The chair in the upper picture I don't recall so well. But in the lower picture is one of the chairs I have spoken before regarding their strength and solid craftsmanship. You simply can't find that kind of solidity in furniture today.* Unbreakable. Squeakless. Solidity like a massive tree stump, these chairs and matching table were the greatest. I will now make it my life's work to find copies of these and to rest my arse in one before I leave this mortal coil. No used furniture store is safe till I find my Holy Grail of furniture.
* I am reminded of a great old movie called Executive Suite with William Holden and a great supporting cast of Walter Pidgeon, Fredric March, Dean Jagger, Nina Foch, Barbara Stanwyck, Louis Calhern and June Allyson.

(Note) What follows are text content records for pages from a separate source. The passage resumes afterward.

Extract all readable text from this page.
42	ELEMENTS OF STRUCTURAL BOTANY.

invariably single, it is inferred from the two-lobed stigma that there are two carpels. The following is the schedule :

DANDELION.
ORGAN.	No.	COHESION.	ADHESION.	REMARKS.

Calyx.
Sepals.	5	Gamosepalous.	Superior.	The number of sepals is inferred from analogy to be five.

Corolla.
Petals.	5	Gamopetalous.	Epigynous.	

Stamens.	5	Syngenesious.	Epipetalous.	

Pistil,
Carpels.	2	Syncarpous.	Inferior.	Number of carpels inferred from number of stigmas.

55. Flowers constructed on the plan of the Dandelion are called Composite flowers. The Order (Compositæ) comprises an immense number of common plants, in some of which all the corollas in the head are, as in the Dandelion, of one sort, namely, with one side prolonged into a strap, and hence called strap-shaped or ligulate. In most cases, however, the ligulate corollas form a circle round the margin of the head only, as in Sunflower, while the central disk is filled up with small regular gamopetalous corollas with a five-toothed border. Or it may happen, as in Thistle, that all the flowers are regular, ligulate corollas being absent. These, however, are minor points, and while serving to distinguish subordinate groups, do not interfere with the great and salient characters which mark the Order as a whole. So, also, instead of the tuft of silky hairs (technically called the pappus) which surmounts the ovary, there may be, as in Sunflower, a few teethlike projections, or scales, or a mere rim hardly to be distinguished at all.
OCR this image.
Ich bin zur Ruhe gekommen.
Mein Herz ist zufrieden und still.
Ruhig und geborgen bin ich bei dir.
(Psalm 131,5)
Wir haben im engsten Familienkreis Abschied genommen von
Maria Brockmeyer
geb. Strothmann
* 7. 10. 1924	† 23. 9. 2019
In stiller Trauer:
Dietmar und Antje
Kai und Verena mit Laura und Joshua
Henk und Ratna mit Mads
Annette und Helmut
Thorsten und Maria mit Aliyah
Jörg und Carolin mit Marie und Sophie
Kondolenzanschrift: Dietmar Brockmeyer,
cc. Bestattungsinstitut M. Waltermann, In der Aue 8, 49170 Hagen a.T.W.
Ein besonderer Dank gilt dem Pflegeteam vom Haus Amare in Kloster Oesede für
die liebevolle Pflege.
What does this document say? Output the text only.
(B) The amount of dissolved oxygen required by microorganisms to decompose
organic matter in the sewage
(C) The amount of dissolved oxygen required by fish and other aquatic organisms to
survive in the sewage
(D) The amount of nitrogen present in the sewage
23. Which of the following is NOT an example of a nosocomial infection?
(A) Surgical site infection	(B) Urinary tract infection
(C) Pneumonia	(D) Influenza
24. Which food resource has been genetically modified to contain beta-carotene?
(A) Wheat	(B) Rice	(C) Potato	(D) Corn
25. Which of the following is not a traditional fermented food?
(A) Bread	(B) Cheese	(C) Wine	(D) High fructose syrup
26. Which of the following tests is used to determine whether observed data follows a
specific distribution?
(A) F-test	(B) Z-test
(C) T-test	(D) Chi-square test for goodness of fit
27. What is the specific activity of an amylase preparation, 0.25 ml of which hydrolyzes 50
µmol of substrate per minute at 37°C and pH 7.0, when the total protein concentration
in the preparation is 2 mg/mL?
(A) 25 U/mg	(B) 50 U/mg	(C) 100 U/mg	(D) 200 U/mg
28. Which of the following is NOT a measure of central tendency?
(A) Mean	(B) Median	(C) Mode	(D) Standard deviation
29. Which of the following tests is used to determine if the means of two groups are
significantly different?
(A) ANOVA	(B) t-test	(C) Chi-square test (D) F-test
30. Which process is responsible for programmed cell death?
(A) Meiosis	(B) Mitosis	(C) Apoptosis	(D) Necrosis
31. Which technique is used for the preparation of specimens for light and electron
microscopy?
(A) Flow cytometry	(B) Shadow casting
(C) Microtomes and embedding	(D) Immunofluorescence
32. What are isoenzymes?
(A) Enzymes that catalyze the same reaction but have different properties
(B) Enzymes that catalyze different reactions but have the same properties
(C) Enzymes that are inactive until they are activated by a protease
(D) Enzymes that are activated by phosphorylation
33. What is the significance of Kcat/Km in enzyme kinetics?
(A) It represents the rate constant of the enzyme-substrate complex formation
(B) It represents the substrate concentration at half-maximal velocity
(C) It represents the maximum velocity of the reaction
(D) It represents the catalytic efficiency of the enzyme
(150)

It is a drama about the boardroom machinations of a furniture manufacturing company whose CEO has just died. There is a scene where the aspirants to the top job meet to vote for the next boss. One guy, our hero William Holden, makes his pitch talking about the quality of furniture the company will make, and the joy the companies employees will have being makers of that furniture. And how the next generation of product will be craft with care and strength and not the flimsy crap the company has begun making, as a means to make stockbrokers happy, at the expense of customers. Holden even takes a chair and smashes it against the wall showing how cheaply made the current stuff is.
I think we have all bought the furniture of today: bookshelves that comes in a box and takes 4 hours to put together. It isn't solid wood, it is pressed-by-glue sawdust. There was a time, folks, like the chair above, when a truck backed up to your house and left furniture already put together that would last a lifetime. It was chairs, tables, and dining room sets that didn't come from Big Lots or Wal-Mart designed to survive generations rather than a few short years.
Of course, when you worked at the Mary Davis Home you had to buy what you could afford. That's why my children won't inherit any furniture from me when I am gone. Nothing survived. What they will get from is great solid things from their grandparents and great grandparents that was made to last forever.